Nostromo is “our man,” a versatile and popular Italian seaman in a South American country beset by corruption and chronic revolution. But he is only one of many fully-developed characters: the South American-born “English” man who owns the silver mine, his truly English wife who loves the country she has married into, the aging patrician, the sinister expatriate doctor, and many more. At times Conrad’s narrative technique can hardly contain them all. He narrates for one character, then doubles back in time to present another one, so that the same event appears to happen multiple times.

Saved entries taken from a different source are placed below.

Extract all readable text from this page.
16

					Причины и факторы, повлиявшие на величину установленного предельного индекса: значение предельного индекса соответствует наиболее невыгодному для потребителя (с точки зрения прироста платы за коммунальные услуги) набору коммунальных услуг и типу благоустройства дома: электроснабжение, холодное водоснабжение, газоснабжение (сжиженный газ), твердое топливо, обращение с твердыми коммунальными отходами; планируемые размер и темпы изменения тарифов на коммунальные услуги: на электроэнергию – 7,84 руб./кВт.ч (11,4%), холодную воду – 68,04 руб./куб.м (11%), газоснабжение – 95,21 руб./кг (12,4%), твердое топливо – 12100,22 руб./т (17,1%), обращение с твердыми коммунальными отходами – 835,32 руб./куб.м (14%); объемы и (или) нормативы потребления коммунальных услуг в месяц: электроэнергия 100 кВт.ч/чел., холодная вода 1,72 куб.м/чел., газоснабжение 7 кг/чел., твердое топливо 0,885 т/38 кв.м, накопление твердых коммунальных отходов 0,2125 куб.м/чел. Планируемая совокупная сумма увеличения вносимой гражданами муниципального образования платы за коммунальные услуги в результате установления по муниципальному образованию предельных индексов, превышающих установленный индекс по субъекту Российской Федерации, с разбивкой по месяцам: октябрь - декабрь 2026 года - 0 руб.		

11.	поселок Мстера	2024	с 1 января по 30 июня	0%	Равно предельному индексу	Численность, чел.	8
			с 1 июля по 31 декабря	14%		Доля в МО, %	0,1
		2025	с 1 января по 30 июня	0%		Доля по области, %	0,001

Life is not simple for any of them, and the greatest strength may be a kind of stoicism. As the mine owner remarks about a situation spinning out of control:

I thought we had said all there was to say a long time ago. There is nothing to say now. There were things to be done. We have done them; we have gone on doing them. There is no going back now. I don’t suppose that, even from the first, there was really any possible way back. And, what’s more, we can’t even afford to stand still.

The unintended consequences flow from the best-meant actions. Development is good? Yes, but the resulting wealth is a temptation to political manipulation and military violence. Nostromo, who tries to make his way with a simple credo of personal reputation, is in the end destroyed by the wealth he tries to protect.